Descolar a barba, a neve de algodão
A decoração, a gente, a paisagem é uma coroa mimada
endividando os olhos do manobrista
O décimo terceiro assalaria a moça linda de fome,
riso falso como artigo suíço feito na China
A vida farfalha nos cartões, o poeta formiga falas,
promoções, o peixe colore a sala
Natal, luzes de mentirinha, noites de dezembro!

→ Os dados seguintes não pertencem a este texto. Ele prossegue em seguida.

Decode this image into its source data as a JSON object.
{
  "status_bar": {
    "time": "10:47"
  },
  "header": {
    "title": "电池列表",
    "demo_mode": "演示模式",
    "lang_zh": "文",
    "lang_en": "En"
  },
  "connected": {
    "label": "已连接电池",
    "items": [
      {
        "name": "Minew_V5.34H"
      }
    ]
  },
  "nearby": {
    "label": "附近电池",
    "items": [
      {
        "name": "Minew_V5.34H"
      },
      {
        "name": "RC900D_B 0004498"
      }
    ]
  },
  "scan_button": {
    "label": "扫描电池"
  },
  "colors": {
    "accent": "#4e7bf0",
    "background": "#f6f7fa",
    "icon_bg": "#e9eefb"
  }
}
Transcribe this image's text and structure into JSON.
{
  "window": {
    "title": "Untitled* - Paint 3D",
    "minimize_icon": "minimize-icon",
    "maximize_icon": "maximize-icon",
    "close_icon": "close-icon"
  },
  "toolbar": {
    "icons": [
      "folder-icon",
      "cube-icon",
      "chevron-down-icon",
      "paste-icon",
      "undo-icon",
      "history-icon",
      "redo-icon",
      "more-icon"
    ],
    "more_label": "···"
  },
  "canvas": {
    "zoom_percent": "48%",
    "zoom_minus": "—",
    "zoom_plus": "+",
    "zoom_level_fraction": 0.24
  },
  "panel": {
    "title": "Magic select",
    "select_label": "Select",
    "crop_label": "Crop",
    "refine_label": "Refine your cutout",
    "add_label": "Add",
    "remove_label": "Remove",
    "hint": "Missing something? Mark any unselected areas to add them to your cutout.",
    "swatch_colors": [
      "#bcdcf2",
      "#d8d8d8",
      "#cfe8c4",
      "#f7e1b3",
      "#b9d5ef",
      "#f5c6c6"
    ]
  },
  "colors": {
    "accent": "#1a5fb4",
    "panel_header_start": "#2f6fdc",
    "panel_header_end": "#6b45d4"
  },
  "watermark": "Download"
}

O bendito poeta contabiliza eventos, papos e seguidores
embriagado de eu
O coração gasta as coisas de presépio, credita
apenas a caridade que retorna
O poeta shopping vence o ano montado em renas,
e, se preterido, desdenha o riso de Noel
Ele berra o corpo em cada clique, chilique em cada afirmação
Mas o escorpião não fala nem quer virar presente,
estudo ou programação
Ele não lê tudo, ele estila fundo no pré-sal do canto-fóssil
silenciado pela massa das ondas
Ele desmonta o Senado, a Bolsa, as delícias, o hoje
que envelhece de tanto se querer contemporâneo
O peso escuro das águas de chumbo apaga
a silabada da cigarra roncadora de 1,99
Neste Natal, dê um poeta pet a quem você desgoste,
há belas capas, há muitos ciosos de adoção
Também esqueça o Natal com um poeta calado
Ele cantará em você mistérios nunca dantes comerciados
e, seguramente, mal resenhados
Só você e ele e o peru virando urubu no forno
Pedro Marques
Poeta, compositor e ensaísta. Professor de Literatura Brasileira da UNIFESP. Editor do site Poesia à Mão. Autor de Manuel Bandeira e a Música (ensaio, 2008), Clusters (poesia, 2010) dentre outros. ([email protected])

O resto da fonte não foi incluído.